Tate Kids

TATE KIDS

 

Build Your Own House

 
Where?
 
Tate Britain
 
 

The Idea

For his piece Semi-Detached the artist Michael Landy re-created a copy of the house where his dad lives. He copied it in every detail, right down to the bits of flaking paint. This work of art acts like a portrait: a portrait of his Dad as a house.

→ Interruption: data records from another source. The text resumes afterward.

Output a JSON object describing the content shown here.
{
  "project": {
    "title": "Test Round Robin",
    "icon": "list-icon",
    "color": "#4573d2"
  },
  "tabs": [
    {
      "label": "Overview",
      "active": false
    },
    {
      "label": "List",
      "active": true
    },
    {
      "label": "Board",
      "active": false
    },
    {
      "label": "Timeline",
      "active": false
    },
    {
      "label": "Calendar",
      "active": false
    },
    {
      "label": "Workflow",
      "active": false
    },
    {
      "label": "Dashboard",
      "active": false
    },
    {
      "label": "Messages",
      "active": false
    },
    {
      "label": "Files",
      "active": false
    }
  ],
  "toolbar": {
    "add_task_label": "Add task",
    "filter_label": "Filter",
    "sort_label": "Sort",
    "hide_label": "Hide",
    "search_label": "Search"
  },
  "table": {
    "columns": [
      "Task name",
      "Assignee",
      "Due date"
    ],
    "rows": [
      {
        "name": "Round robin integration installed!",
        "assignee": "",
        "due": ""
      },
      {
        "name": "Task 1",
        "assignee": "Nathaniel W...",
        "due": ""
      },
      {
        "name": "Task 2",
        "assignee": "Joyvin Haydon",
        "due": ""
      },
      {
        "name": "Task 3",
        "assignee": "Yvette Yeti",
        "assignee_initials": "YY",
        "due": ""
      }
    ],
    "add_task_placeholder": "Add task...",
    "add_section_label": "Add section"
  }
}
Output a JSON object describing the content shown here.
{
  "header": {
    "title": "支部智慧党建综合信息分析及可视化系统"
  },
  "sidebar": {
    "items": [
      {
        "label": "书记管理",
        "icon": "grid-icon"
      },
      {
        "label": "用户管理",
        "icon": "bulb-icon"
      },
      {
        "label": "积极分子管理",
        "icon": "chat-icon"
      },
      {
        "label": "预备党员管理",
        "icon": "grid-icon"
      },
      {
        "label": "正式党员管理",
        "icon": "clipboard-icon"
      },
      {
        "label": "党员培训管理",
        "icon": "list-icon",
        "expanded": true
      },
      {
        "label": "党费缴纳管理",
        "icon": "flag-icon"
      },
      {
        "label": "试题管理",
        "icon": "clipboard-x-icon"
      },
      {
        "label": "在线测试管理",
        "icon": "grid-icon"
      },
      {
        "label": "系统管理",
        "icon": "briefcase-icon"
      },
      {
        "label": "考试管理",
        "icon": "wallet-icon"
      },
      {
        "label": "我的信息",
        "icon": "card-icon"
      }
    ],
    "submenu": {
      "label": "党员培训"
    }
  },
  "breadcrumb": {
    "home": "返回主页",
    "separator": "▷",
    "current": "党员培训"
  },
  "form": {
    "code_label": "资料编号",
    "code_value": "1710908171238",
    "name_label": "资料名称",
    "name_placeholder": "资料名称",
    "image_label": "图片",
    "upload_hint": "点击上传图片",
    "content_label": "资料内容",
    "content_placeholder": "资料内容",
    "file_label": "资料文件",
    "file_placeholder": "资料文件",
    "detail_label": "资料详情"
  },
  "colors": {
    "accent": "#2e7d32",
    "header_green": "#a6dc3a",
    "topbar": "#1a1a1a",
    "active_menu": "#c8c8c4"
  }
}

Michael Landy, Semi-Detached. Installation at Tate Britain Photo © Tate, 2004

 
 
 

The Plan

You are going make a house that relates to you and the sort of person you are. The style of your house and its patterns, textures and colours, will reflect your personality and things that are important to you.

 
 

You Need

  • Cardboard boxes.
  • Wallpaper, corrugated card, paint, crayons etc.
  • Material for curtains or blinds.
  • Any objects which you may want your viewers to see through the windows.
  • Scissors, glue, sticky tape, stapler etc.
  • Strong tape to make shoulder straps so you can wear your house.
  • An active imagination.
 
 

Do it!

  • Crawl inside your box to make sure it is the right size for you if you want to wear it.
  • Think about or roughly design the house you want to make. Think about the number of windows it will have, the type of bricks, roof and windows.
  • Create different textures for different parts of the house by perhaps using collages, corrugated card or textured paper.
  • Add trees or flowers to the front of your house if you like.
  • Draw people or pets or furniture which can be seen through the windows if you want to.
  • Give your house a number or a name.
  • If you want to wear your house, cut out strips of card or strong tape to make shoulder straps. Then staple or stick them onto two of the raised areas of the roof.
 
 

Top Tips

  • Try out different plans for your house in a sketch book before you start.
  • You could wear your house somewhere and tell people you are a walking work of art. Maybe you could join together with your friends and use your group of houses as an exhibition in a school assembly. You could even use the exhibition as a starting point for telling a story or a piece of drama.